Tous les membres d’un GAEC total ont l'obligation de participer au travail à titre exclusif et à temps complet. Cette exigence d'une activité à temps complet ne s'impose pas strictement concernant l’exercice d’une activité par un ou plusieurs associés à l’extérieur du groupement.
Cette activité extérieure doit représenter un temps extérieur inférieur à 536 heures de travail annuelles et correspond à un tiers temps réparti sur l’année d’exercice de l’activité.
Pour la mise en œuvre de la dérogation, l’associé concerné doit solliciter préalablement une autorisation des autres associés du GAEC, matérialisée par une décision écrite et motivée prise en AG en réunion extraordinaire à l’unanimité des membres présents (article D.323-31-1 du code rural).

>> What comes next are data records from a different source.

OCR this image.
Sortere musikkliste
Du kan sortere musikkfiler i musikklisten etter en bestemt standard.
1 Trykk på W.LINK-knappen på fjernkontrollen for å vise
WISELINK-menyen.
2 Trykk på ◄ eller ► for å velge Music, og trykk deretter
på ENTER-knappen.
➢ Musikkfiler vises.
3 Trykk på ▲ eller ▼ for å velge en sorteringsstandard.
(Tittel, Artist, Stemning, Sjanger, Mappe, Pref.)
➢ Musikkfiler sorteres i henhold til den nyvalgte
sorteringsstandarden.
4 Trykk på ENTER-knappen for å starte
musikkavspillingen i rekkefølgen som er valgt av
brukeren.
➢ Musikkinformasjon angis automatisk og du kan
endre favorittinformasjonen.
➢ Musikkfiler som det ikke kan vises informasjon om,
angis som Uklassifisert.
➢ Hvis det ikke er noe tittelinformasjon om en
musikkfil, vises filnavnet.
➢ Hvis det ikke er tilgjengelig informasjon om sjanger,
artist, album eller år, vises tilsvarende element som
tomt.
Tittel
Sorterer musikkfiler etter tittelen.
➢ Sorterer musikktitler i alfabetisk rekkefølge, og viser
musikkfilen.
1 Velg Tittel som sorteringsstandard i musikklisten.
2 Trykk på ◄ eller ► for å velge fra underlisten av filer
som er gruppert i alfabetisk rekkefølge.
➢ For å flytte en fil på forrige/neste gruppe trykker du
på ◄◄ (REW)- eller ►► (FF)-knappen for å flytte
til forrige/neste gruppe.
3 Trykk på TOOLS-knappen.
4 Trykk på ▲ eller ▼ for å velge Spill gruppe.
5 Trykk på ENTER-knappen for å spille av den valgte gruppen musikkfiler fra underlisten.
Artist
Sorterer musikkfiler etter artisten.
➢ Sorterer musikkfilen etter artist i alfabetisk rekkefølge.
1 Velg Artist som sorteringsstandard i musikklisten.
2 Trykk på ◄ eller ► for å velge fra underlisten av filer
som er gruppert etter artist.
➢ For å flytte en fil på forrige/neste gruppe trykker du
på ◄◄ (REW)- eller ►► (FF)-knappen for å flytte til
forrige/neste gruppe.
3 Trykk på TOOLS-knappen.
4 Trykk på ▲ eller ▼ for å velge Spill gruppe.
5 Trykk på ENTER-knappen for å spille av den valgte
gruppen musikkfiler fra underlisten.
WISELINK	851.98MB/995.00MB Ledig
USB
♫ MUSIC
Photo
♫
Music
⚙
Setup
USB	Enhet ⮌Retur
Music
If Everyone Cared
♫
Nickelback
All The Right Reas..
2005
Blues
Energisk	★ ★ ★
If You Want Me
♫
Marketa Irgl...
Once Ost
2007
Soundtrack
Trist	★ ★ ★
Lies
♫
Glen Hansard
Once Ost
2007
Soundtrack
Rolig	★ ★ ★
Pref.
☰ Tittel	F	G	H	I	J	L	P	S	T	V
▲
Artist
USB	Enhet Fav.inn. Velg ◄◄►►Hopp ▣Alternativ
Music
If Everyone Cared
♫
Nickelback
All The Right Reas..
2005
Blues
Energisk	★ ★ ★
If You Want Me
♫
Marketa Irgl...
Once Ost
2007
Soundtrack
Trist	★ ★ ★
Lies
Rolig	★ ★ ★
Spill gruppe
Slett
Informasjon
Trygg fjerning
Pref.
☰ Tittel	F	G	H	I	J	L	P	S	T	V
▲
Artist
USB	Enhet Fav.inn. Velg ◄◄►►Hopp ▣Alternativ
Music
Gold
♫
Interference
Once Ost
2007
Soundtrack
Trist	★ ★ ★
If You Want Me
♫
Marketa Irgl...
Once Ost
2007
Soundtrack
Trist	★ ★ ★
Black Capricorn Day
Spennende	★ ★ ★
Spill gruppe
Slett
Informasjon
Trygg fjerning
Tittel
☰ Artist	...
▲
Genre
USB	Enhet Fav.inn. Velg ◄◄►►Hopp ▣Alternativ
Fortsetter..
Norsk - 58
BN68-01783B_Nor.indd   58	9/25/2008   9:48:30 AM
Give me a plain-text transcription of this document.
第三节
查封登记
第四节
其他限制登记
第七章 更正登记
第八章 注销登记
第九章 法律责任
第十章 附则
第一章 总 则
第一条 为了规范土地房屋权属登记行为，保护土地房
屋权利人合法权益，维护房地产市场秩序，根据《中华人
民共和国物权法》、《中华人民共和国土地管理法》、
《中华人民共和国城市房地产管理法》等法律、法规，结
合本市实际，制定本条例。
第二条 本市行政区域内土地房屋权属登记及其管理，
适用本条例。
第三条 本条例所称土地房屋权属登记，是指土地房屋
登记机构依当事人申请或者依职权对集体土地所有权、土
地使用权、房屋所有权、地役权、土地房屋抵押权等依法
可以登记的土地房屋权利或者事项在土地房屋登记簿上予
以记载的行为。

L’autorisation des associés est ensuite soumise au préfet accompagnée de pièces justificatives. Le préfet doit se prononcer dans les 2 mois, le silence valant acceptation.  

A noter, l’activité extérieure peut être de nature salariée (au profit de la cuma notamment) ou non salariée (prestataire de services par exemple), et permanente ou occasionnelle. Les mandats professionnels et électifs exercés par un associé ne sont pas concernés par cette démarche. Enfin, la décision d’acceptation du préfet n’est pas définitive et peut être réexaminée à tout moment.